Eliminate payroll (Social Security and Medicare) taxes. Payroll taxes total 15.3 percent on incomes up to $84,900, with the cost of the tax split evenly between employee and employer. Above this income cap, Social Security taxes stop, but the Medicare tax (2.9 percent for employees and employers combined) continues to the last dollar earned. The Social Security part of the payroll tax is highly regressive (a regressive tax system places a higher rate of taxation, as a percentage of total income, on lower incomes). Social Security taxes are particularly regressive in that all earned income above the cap ($84,900) is not taxed at all. The payroll tax burden falls almost entirely on the middle class. Total payroll taxes exceed income taxes for 80 percent of wage earners; 90 percent of workers have all of their earned income subject to the payroll tax. Unlike income taxes, the payroll tax cannot be reduced through a standard deduction, itemized deductions, or other loopholes. Only low-income earners are able to seek relief through the Earned Income Tax Credit, which has its own complexity and is subject to increasing abuse. Eliminating the payroll tax reduces the tax burden on the middle class and restores fairness to the tax system.
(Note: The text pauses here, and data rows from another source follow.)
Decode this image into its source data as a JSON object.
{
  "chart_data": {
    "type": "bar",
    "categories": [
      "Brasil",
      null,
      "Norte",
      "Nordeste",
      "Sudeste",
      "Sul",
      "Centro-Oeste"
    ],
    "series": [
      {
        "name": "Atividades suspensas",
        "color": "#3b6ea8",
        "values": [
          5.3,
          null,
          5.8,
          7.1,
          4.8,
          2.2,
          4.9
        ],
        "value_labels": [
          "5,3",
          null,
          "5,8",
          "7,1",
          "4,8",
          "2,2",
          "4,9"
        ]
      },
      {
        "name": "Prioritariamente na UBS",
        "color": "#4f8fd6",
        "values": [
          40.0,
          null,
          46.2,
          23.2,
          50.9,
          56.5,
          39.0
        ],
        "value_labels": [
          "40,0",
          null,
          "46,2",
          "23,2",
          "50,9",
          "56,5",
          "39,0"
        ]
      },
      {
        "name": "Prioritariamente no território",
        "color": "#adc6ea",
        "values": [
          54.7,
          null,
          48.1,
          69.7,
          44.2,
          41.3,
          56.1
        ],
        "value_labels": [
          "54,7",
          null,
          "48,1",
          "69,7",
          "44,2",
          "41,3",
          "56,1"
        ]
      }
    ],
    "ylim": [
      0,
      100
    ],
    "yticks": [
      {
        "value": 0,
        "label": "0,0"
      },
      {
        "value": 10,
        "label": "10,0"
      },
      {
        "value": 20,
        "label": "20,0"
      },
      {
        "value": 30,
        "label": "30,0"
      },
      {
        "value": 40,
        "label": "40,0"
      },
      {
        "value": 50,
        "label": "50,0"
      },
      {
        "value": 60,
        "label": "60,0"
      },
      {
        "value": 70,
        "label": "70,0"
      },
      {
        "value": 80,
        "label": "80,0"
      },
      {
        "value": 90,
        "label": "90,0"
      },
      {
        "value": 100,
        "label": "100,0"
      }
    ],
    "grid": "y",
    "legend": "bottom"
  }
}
The tax code structure outlined above is often referred to as the flat tax. However, prior proposals have not addressed the payroll tax. Thus prior flat tax proposals are justly criticized because the middle class has to absorb the relief in tax burden that the flat tax provides to lower- and upper-income groups. Eliminating deductions will pay for eliminating the payroll tax. A flat tax rate of 22–24 percent will raise the same amount of revenue as is currently collected. This model is static in that it assumes no behavioral change resulting from the incentives unleashed by a lowering of tax rates and the redirection of labor and capital to productive investment. Under a dynamic analysis it is likely that a flat tax would increase government tax receipts, as the behavioral response to the increased incentives to work, produce, save, and invest would enhance overall economic activity. The tax rate could then be lowered to a point of equilibrium.

In 1986, Congress, in an unusual display of bipartisanship, passed a tax bill that reduced loopholes and lowered marginal tax rates. Special interests took a back seat to the national interest. The top marginal income tax rate was lowered to 28 percent from a rate that had been as high as 70 percent in 1980. But the reforms of 1986 were dismantled in the tax bills of 1990, 1993, and 1997. The 2001 tax bill initiated a modest and gradual reduction in marginal rates but added complexity, as did the 2002 tax legislation. As a result the tax code is lengthier and more complex than ever.

“Taxation without representation” became the rallying cry for the American Revolution. The Boston Tea Party in 1773 was one of a long series of protests against British taxation. Colonists boarded British ships and threw tea into Boston Harbor. I suspect that if the colonists were to review the current tax code they would chuck it overboard too.